Or, un matériau biosourcé par excellence est le bois. On peut l’utiliser dans la charpente, l’ossature, l’isolation, le revêtement et la décoration. Immobilisé dans le bâtiment, le matériau bois stocke le carbone que l’arbre a capté par photosynthèse de son vivant. De plus, la transformation de l’arbre en matériau de construction émet moins de CO2 que la fabrication du béton ou de l’acier.
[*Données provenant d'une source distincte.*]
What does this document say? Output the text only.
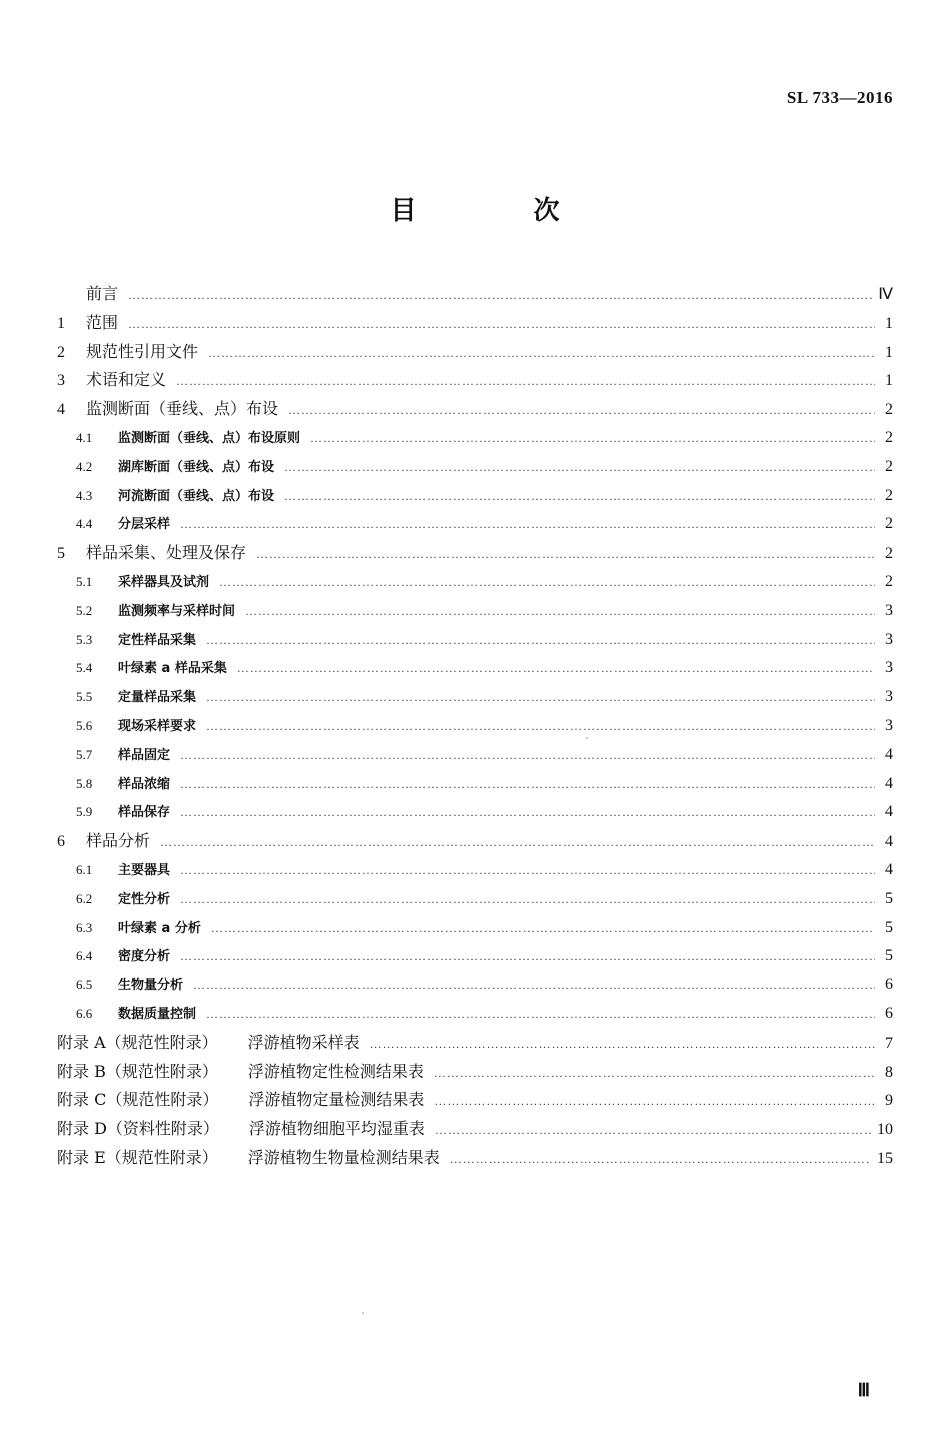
SL 733—2016
目 次
前言 ……………………………………………………………………………………………………………………………………………………………………………………	Ⅳ
1	范围 ……………………………………………………………………………………………………………………………………………………………………………………	1
2	规范性引用文件 ……………………………………………………………………………………………………………………………………………………………………………………	1
3	术语和定义 ……………………………………………………………………………………………………………………………………………………………………………………	1
4	监测断面（垂线、点）布设 ……………………………………………………………………………………………………………………………………………………………………………………	2
4.1	监测断面（垂线、点）布设原则 ……………………………………………………………………………………………………………………………………………………………………………………	2
4.2	湖库断面（垂线、点）布设 ……………………………………………………………………………………………………………………………………………………………………………………	2
4.3	河流断面（垂线、点）布设 ……………………………………………………………………………………………………………………………………………………………………………………	2
4.4	分层采样 ……………………………………………………………………………………………………………………………………………………………………………………	2
5	样品采集、处理及保存 ……………………………………………………………………………………………………………………………………………………………………………………	2
5.1	采样器具及试剂 ……………………………………………………………………………………………………………………………………………………………………………………	2
5.2	监测频率与采样时间 ……………………………………………………………………………………………………………………………………………………………………………………	3
5.3	定性样品采集 ……………………………………………………………………………………………………………………………………………………………………………………	3
5.4	叶绿素 a 样品采集 ……………………………………………………………………………………………………………………………………………………………………………………	3
5.5	定量样品采集 ……………………………………………………………………………………………………………………………………………………………………………………	3
5.6	现场采样要求 ……………………………………………………………………………………………………………………………………………………………………………………	3
5.7	样品固定 ……………………………………………………………………………………………………………………………………………………………………………………	4
5.8	样品浓缩 ……………………………………………………………………………………………………………………………………………………………………………………	4
5.9	样品保存 ……………………………………………………………………………………………………………………………………………………………………………………	4
6	样品分析 ……………………………………………………………………………………………………………………………………………………………………………………	4
6.1	主要器具 ……………………………………………………………………………………………………………………………………………………………………………………	4
6.2	定性分析 ……………………………………………………………………………………………………………………………………………………………………………………	5
6.3	叶绿素 a 分析 ……………………………………………………………………………………………………………………………………………………………………………………	5
6.4	密度分析 ……………………………………………………………………………………………………………………………………………………………………………………	5
6.5	生物量分析 ……………………………………………………………………………………………………………………………………………………………………………………	6
6.6	数据质量控制 ……………………………………………………………………………………………………………………………………………………………………………………	6
附录 A（规范性附录）	浮游植物采样表 ……………………………………………………………………………………………………………………………………………………………………………………	7
附录 B（规范性附录）	浮游植物定性检测结果表 ……………………………………………………………………………………………………………………………………………………………………………………	8
附录 C（规范性附录）	浮游植物定量检测结果表 ……………………………………………………………………………………………………………………………………………………………………………………	9
附录 D（资料性附录）	浮游植物细胞平均湿重表 ……………………………………………………………………………………………………………………………………………………………………………………	10
附录 E（规范性附录）	浮游植物生物量检测结果表 ……………………………………………………………………………………………………………………………………………………………………………………	15
Ⅲ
Construire en bois fait donc coup double dans la lutte contre les changements climatiques, et c’est avec raison que la Stratégie Nationale Bas-Carbone et le Plan de relance de la France misent tous deux sur le renouvellement de la forêt et la construction en bois pour relancer et décarboner l’économie.
À priori, la forêt française se porte bien puisque sa superficie a augmenté de 20 % en trente ans et que, d’après l’inventaire forestier de 2017, elle couvrait alors le tiers de l’Hexagone. L’objectif de la Stratégie est de miser sur cet actif et de tripler d’ici 2050 la production de matériau bois utilisé pour la construction, ce qui demande d’accroître la récolte de bois. Mais cette Stratégie compte aussi sur le puits de carbone qu’est la forêt pour capter le CO2. Le dilemme est donc là : peut-on prélever assez de bois pour décarboner l’économie sans se priver du puits de carbone que constitue la forêt ? Question d’autant plus critique que la forêt française est fragilisée par les changements climatiques. Dans le Grand Est, les sécheresses consécutives ont facilité les infestations de scolytes qui ont décimé 20 000 ha de forêt. Cette sécheresse exacerbe aussi les risques de feux de forêt et repousse certaines essences vers le nord ou en altitude, où elles deviendront plus difficilement exploitables. Christophe Huon, de conclure alors, « y a-t-il assez de ressources bois en France pour vivre la grande aventure de la neutralité carbone des trente prochaines années ? ».
Construire avec la nature et le climat
Cette consommation excessive des ressources est en marche depuis cinquante ans déjà, rappelle l’architecte Jean-Paul Boudreau. Outre sa pratique au sein de Le Workshop architecture + NATURE, Jean-Paul Boudreau est professeur invité à l’École d’architecture de l’Université de Montréal et chercheur à la Chaire Fayolle-Magil Construction en architecture, bâtiment et durabilité. Il évoque le rapport Meadows, dans lequel les auteurs, chercheurs au Massachusetts Institute of Technology, prévenaient déjà en 1972 d’un risque d’effondrement des écosystèmes et de nos sociétés si la croissance économique se poursuivait au même rythme. Les auteurs n’ont guère été écoutés et la croissance économique débridée laisse maintenant des traces dans les couches géologiques de la Terre. « La signature pérenne de l’Humanité se retrouve dans l’accumulation de matériaux polluants qui entraînent une dégradation des sols et des nappes phréatiques, l’effondrement de la biodiversité et le dérèglement climatique. L’espèce humaine est devenue une force qui modifie le profil et l’évolution de la planète », disait Christophe Huon. « Bienvenue dans l’anthropocène ! », ironisait à son tour Jean-Paul Boudreau, rappelant que cette nouvelle ère géologique marquée du sceau de l’Humanité avait été reconnue officiellement lors du congrès international de géologie de 2016.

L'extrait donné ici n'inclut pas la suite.